Food Trucks Discussed During First City Council Meeting of 2017

Tuesday evening marked the first City Council meeting for 2017. On the agenda was a variety of old and new business, but a discussion about food trucks dominated the night.

However, before that took place, the City Council was required to nominate two members to serve as Mayor and Mayor Pro Tem for the year. Mike DeVore was nominated and elected by the City Council to serve as Mayor. Alan Teelander now holds the Mayor Pro Tem position.  Both votes passed unanimously.  Minor adjustments were also made to Council Rules and Procedures, mainly offering clarification and ease of hearing public comments.

During a brief biodigester update, City Manager Mike Burns indicated he along with Lowell Light & Power General Manager Steve Donkersloot and City Attorney Dick Wendt have been meeting with representatives from LEAD.  Another meeting is anticipated this week where further discussion will be had regarding an agreement on terms involved with revoking two contracts – one between the City and LEAD and one between LL&P and LEAD.  Mr. Burns also commented on early discussions involving the city and Litehouse regarding the company’s waste removal needs. Litehouse had been sending oils and fats from their salad dressing production to the biodigester and now needs to find an alternate way to dispose that waste.

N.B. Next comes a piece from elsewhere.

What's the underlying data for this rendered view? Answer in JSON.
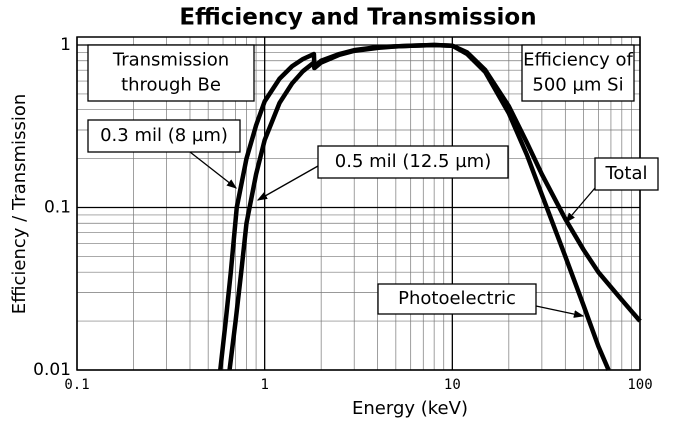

The biggest topic of the meeting was food trucks.  In the coming weeks, City Council will be researching and discussing whether food trucks should be allowed in the city.   Concern over food trucks was brought to the attention of City Manager Mike Burns by restaurateurs feeling the trucks would take away business.  New Union Brewery has had a food truck outside their business twice, which is where the issue originated.  

In his comments to the City Council, Tyler Velting, co-owner of New Union Brewery, indicated his intentions for inviting a food truck to his business was not to take away sales from local establishments.  Blair Cahoon owner of Keiser’s Kitchen spoke regarding how he feels this type of service does not belong in Lowell and will hurt his business.  Approximately seven local business owners and residents also addressed City Council in support of the trucks.  A representative from Patty Matters, the food truck outside New Union Brewery, also provided City Council with information on regulations trucks need follow.

The discussion on food trucks will continue in the coming weeks but the overall feel from the community so far favors allowing them in city limits provided they are kept in check.  Discussion and debate will continue as the city researches the topic and provides more information.  If you’re interested in taking a short poll on food trucks, we’re looking for opinions.  

City Manager Mike Burns also invited and encouraged community residents to attend a presentation by the Michigan Municipal League on Thursday, January 12 at 6pm at the Lowell High School Performing Arts Center.  The session will cover the topic of a broken municipal financial system.  Information on how local governments have had to deal with revenue cuts will be presented.  The Lowell City’s Facebook page shared a link to this article which explains what cities in Michigan face.  

The next City Council meeting is at 7pm at City Hall on Tuesday, January 17.  A special joint meeting between City Council and Lowell Light & Power will be announced in the near future for further discussion on the biodigester.